I have one high school student in Princeton. In our last lesson, she was getting ready for a recital, and I talked about the difference between preparation and performance. Bobby Previte formulates this as the difference between being a (responsible) financial planner and a firefighter. One is trying to methodically lay the groundwork for good future results, the other has to jump from one immediate decision to another based on current conditions.
After hearing her play, I told her that there are two kinds of mistakes in performance, and that most audience members are surprisingly adept at sensing the difference between the two. The first are "I am prepared and committed, and something just got past me while totally going for it." NOBODY cares about these, except for pedantic classical fetishists. Definitely non-specialist listeners don't care.
If you are not willing to make these mistakes, you are probably playing scared. All of your energy is diverted towards getting to the next plateau without too much deviation, which neuters the sense of spontaneity and surprise that inhabits most kinds of music making ever invented. None of the people who wrote the music you are working on played it that way. Worse, people's sense of classical music as a fussy, precious genre comes largely from this attitude.
The other kind of mistake is "I'm not fully prepared, I don't quite have a grasp of this material." This kind manifests as indecisive and indistinct. The listener loses the line and intent as the performer's focus dissipates.
After she ran through her program, I helped her see which mistakes fell into the former category, which the latter. We honed our work to refine and polish the program, and to never fall into the quicksand of murky intent and indecision.

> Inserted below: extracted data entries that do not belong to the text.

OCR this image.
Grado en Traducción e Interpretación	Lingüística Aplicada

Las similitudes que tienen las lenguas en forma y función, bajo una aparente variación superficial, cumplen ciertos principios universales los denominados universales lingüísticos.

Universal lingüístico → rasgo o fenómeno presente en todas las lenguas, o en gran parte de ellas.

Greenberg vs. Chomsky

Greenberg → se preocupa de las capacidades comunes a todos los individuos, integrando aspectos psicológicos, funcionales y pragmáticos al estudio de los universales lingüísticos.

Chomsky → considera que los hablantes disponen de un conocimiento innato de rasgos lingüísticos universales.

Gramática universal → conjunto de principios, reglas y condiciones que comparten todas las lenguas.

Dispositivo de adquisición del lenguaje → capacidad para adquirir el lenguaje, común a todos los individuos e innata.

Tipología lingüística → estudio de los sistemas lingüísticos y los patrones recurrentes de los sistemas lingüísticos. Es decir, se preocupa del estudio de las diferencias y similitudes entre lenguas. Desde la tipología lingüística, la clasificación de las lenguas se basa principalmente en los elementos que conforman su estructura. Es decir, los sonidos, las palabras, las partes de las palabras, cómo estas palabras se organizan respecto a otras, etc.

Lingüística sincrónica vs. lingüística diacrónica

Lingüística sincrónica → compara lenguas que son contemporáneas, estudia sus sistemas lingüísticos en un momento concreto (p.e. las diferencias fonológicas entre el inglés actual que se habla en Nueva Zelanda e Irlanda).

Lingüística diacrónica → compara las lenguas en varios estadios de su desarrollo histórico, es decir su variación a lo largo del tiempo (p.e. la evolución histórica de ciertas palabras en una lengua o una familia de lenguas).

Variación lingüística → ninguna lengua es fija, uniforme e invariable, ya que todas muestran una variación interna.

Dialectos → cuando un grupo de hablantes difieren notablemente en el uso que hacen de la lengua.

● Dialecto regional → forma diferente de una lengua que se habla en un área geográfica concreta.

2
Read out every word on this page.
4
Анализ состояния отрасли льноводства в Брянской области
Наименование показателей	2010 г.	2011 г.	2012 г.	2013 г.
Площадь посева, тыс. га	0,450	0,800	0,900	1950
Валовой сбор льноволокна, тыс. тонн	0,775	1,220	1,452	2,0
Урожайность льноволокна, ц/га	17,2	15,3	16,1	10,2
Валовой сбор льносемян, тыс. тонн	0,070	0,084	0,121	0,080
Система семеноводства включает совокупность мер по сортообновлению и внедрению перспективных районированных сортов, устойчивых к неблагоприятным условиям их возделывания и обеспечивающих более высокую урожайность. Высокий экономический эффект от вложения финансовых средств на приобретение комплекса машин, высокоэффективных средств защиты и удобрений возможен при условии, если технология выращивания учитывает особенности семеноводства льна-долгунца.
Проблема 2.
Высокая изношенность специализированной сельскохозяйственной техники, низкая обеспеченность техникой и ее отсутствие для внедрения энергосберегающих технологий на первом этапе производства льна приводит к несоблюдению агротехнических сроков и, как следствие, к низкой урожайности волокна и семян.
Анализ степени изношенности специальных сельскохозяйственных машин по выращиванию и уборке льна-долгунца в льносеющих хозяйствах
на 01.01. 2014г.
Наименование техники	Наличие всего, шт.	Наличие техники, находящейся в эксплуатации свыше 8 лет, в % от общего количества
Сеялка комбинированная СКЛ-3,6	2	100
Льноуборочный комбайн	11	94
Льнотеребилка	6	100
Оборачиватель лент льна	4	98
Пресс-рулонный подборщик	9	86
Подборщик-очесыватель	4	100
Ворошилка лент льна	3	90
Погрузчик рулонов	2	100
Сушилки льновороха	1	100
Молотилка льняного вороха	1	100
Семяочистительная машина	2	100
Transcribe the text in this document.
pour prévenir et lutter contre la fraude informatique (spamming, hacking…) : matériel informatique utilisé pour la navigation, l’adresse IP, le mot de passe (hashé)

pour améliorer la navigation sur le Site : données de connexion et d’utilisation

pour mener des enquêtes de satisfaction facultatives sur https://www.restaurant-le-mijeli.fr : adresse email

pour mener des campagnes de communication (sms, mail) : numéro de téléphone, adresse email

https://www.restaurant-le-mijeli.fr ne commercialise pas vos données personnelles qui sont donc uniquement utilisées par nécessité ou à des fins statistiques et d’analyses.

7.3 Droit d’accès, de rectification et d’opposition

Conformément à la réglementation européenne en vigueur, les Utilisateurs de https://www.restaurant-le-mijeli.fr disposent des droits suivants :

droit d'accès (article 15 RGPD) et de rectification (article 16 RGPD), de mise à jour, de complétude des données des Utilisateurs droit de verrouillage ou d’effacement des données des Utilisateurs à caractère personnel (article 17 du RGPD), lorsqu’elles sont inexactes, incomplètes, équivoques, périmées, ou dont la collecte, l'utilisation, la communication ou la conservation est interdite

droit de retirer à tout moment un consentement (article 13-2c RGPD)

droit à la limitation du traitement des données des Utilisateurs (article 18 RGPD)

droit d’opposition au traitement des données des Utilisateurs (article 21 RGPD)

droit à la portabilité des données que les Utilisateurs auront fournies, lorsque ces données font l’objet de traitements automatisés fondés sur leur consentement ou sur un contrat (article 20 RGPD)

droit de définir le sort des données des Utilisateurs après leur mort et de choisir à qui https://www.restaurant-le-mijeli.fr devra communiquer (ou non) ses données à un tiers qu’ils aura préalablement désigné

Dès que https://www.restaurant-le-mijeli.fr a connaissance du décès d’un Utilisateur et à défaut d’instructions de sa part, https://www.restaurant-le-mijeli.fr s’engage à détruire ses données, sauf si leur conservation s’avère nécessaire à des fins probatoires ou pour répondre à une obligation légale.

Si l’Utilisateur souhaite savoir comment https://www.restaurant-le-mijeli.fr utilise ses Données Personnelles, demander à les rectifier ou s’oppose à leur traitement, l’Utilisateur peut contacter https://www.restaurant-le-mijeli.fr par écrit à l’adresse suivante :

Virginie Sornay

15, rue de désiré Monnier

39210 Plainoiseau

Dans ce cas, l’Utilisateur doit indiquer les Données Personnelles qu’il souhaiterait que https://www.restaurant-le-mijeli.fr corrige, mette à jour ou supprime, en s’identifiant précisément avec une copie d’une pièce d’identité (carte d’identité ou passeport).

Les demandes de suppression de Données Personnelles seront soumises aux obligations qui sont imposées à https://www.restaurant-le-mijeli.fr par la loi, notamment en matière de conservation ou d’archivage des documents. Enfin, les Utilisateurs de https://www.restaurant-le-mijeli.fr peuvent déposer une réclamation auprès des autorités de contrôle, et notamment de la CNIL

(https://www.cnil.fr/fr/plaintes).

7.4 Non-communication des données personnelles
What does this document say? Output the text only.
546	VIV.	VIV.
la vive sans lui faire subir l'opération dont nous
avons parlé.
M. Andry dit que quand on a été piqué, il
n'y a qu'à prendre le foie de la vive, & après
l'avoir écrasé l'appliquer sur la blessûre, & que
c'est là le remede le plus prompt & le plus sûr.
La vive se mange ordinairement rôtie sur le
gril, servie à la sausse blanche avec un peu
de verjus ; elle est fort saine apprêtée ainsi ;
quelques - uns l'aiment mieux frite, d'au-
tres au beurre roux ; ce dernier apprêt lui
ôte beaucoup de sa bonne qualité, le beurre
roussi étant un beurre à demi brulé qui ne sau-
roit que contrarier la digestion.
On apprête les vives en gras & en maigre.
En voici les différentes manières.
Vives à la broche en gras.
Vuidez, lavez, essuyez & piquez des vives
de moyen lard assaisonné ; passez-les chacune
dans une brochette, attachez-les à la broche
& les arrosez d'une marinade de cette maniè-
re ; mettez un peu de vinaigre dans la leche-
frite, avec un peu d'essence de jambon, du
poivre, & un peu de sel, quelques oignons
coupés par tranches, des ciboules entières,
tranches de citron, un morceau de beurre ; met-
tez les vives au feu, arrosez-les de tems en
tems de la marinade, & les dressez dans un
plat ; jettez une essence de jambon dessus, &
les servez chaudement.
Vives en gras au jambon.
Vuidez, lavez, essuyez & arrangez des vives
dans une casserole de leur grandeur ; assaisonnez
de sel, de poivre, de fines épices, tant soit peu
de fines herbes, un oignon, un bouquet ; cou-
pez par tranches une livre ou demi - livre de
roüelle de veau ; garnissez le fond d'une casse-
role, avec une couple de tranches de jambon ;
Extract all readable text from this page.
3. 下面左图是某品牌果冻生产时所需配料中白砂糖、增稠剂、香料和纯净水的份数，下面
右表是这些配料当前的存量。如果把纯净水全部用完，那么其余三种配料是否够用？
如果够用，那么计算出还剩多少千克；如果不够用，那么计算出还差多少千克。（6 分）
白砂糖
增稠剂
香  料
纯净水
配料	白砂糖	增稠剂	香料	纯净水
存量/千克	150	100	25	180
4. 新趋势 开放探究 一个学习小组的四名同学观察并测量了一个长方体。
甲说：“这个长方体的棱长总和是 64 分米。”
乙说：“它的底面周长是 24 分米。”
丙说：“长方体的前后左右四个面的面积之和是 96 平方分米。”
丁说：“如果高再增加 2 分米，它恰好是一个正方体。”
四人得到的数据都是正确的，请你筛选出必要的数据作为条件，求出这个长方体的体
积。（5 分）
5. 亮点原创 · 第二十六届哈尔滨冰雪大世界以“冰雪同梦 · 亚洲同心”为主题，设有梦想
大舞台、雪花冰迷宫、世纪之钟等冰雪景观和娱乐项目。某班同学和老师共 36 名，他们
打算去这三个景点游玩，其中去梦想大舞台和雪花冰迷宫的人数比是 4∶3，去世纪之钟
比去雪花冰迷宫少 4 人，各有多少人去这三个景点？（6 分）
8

Last night, Sō had a great concert here in Vilnius, Lithuania. We played Reich's "Mallet Quartet," which we will also be performing at PASIC next week. It's a piece we've played many times, was written for us, and which we first recorded. I had a total "prepared and going for it" mistake, a memory slip in a moment where it has never happened before. My first instinct was to obey my neuroticism and berate myself for being uneven and flawed. This piece is well known now, a ton of people can play it really well, and we are supposed to be setting the standard.
One of the most rewarding things about teaching is that, when formalizing and spelling out convictions to a student and asking them to believe you, you unavoidably make yourself accountable to the same principles. I remembered vividly how I evaluated the student's performance in terms of commitment, focus, and bravura, and not in listening for mistakes.
If, after decades of performing, I still make mistakes, I might as well accept that this will always occur and enjoy myself. If the world still decides that it's ok for me to be up there onstage, perhaps I should believe that the resulting equilibrium is acceptable.
Further, I'm convinced that mistake-fetish culture comes from everybody playing the same small number of very old pieces over and over and over again. The best part of that culture is observing what happens when layers and layers of interpretation pile onto and interact with each other, the way that literary and religious traditions do. The worst is that the frozen texts generate a kind of terror at approaching them, as if by picking them up you could also shatter them.
I've never felt this way about Mallet Quartet, but I can see it creeping in. The very part that I'm playing is written the way it is because I worked directly with the composer on it. The notes and chord voicings would not have been the same without my input. I of all people should feel comfortable in my own skin here. But I'm aware that, 8 years on, it is already "classical."
Paradoxically, I need to be willing to shatter the music in order to bring it to life. Maybe not as an ongoing intention, but at least as a possibility.